De plus, le DaL, sous cette forme, serait apte à répondre de manière plus transparente à certaines inquiétudes sur la protection de la vie privée, ainsi qu’aux frustrations face aux injustices politiques et économiques qui sont à l’avantage des géants du web. En pouvant voir et contrôler chaque nouvelle donnée, les individus seraient beaucoup plus conscients de ce qui est collecté à leur sujet et, surtout, pourraient choisir de partager certaines informations ou non. Dans tous les cas, ils pourraient être rémunérés pour le minimum de travail des données effectué. En étant directement et individuellement rémunéré, le DaL permettrait possiblement aux gens de se sentir moins démunis face au prélèvement et à l’usage de leurs données et de comprendre la part qu’ils et elles jouent dans les gains des entreprises numériques.

3.2.1. Limites aux micro-redevances

Il ne faudrait toutefois pas négliger le fardeau individuel que représenterait la gestion de ses propres données, ainsi que la fatigue décisionnelle que cela entraînerait. En effet, selon des recherches en psychologie, une fatigue est constatée lorsque trop de choix s’offrent aux gens (Vohs et al., 2008). Un épuisement mental survient à force de devoir réfléchir à toutes ces options, que nous devons comparer entre elles, dans le but de prendre la meilleure décision possible. Même avec des contrats de termes et conditions d’utilisation plus simples et transparents, il reste qu’à chaque nouveau site, application, ou objet sur une plateforme que nous voulons utiliser, nous devrions comprendre les implications sur les données récoltées et la valeur que chacune d’entre elles possède. Ensuite, nous devrions décider de vendre nos données ou non, tout en tentant d’évaluer les meilleures offres entre les entreprises. Ce pouvoir de choisir les entreprises avec lesquelles nous voulons faire affaire peut devenir un poids, qui pourrait décourager les internautes moyens de s’impliquer dans la gestion de leurs données.

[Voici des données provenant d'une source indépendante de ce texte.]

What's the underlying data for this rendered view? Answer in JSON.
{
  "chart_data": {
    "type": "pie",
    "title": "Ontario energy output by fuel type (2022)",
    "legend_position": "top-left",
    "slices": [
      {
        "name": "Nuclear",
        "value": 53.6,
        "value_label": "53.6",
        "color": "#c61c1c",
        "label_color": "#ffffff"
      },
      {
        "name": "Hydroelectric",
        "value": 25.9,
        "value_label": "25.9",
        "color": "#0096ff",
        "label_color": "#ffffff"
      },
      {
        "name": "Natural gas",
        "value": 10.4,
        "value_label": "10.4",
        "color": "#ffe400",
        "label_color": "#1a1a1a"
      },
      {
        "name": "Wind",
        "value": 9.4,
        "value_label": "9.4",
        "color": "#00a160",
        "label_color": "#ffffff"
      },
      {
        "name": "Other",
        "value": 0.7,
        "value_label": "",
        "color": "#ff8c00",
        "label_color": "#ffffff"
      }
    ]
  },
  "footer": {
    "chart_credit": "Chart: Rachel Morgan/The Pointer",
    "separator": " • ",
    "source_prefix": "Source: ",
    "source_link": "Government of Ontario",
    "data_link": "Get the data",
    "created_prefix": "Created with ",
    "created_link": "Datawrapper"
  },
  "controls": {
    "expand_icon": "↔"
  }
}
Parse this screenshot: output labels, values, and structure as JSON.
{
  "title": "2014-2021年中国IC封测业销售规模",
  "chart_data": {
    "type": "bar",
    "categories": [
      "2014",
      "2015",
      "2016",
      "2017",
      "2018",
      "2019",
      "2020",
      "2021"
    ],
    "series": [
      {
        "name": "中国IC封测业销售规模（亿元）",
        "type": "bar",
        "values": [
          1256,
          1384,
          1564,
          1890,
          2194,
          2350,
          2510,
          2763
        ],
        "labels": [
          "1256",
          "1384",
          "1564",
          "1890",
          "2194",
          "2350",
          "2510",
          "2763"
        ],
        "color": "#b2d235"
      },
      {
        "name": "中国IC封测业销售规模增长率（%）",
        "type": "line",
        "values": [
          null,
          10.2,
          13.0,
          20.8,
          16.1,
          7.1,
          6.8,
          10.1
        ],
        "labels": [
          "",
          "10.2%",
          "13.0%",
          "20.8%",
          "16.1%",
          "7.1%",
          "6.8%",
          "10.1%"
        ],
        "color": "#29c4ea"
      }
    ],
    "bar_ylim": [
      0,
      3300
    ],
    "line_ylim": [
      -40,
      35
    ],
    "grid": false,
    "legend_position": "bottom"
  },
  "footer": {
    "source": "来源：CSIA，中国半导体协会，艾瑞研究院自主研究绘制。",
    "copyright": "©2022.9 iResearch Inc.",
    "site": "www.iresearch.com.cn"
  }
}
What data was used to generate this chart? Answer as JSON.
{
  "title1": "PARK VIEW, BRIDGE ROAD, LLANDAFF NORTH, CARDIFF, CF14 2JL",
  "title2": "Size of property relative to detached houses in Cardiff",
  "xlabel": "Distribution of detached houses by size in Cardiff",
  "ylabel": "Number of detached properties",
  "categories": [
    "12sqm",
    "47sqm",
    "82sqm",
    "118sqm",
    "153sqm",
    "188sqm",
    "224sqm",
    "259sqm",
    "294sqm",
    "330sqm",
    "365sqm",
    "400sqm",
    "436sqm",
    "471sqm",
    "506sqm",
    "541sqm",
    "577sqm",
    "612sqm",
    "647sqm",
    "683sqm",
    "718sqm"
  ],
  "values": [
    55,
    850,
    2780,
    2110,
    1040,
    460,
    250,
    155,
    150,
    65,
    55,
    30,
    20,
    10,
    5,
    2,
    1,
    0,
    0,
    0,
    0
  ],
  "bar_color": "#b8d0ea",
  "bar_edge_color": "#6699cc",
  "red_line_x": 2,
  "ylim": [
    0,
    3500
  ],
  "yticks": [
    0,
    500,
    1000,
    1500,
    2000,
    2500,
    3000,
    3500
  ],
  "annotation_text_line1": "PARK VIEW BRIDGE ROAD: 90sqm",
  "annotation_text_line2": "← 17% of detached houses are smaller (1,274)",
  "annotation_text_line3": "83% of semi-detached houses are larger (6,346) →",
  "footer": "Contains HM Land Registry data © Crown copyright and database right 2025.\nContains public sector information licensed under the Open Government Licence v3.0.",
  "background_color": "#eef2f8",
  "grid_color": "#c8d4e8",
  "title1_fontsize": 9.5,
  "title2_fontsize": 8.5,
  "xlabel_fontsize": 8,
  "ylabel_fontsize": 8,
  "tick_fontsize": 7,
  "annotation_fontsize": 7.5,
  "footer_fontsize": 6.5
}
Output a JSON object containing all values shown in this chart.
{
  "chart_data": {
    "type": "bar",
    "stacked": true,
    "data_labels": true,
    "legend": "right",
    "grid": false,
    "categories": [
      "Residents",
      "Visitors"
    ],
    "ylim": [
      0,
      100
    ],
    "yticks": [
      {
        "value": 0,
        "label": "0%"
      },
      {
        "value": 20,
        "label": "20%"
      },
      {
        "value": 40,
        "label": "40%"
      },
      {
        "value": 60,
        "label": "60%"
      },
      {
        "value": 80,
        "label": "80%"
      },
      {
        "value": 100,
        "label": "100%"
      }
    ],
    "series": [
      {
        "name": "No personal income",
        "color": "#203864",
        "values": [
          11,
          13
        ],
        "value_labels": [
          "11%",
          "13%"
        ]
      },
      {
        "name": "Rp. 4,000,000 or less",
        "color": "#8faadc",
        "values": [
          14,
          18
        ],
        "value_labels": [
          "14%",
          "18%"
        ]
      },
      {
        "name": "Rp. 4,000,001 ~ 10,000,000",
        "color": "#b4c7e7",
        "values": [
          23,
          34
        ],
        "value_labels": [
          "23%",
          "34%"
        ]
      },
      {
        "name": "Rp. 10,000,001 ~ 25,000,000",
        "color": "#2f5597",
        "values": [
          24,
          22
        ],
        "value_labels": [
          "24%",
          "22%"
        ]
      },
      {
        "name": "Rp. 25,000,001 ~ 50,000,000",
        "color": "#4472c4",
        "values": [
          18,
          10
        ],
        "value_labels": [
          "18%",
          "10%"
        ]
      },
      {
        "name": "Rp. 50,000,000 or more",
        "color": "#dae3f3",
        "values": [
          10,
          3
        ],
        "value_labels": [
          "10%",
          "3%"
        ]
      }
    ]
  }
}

En étant l’unique gestionnaire de ses données, tel un travailleur autonome, l’internaute se retrouve également avec toutes les responsabilités que cela exige. Surtout, dans ce modèle, il est seul face aux entreprises qui lui offrent leurs services. Les travaux de Léger et Benata nous montrent que l’individu se retrouve vulnérable, comme un David contre les GAFAM. Étant donné que chaque individu devrait passer un contrat avec les entreprises, il serait plus facile pour celles-ci de dicter leurs prix et leurs conditions. Les gains venant du contrôle individuel pourraient alors se retourner à l’avantage des entreprises. Nous reviendrons sur les difficultés d’implanter le DaL sous toute forme dans le chapitre suivant.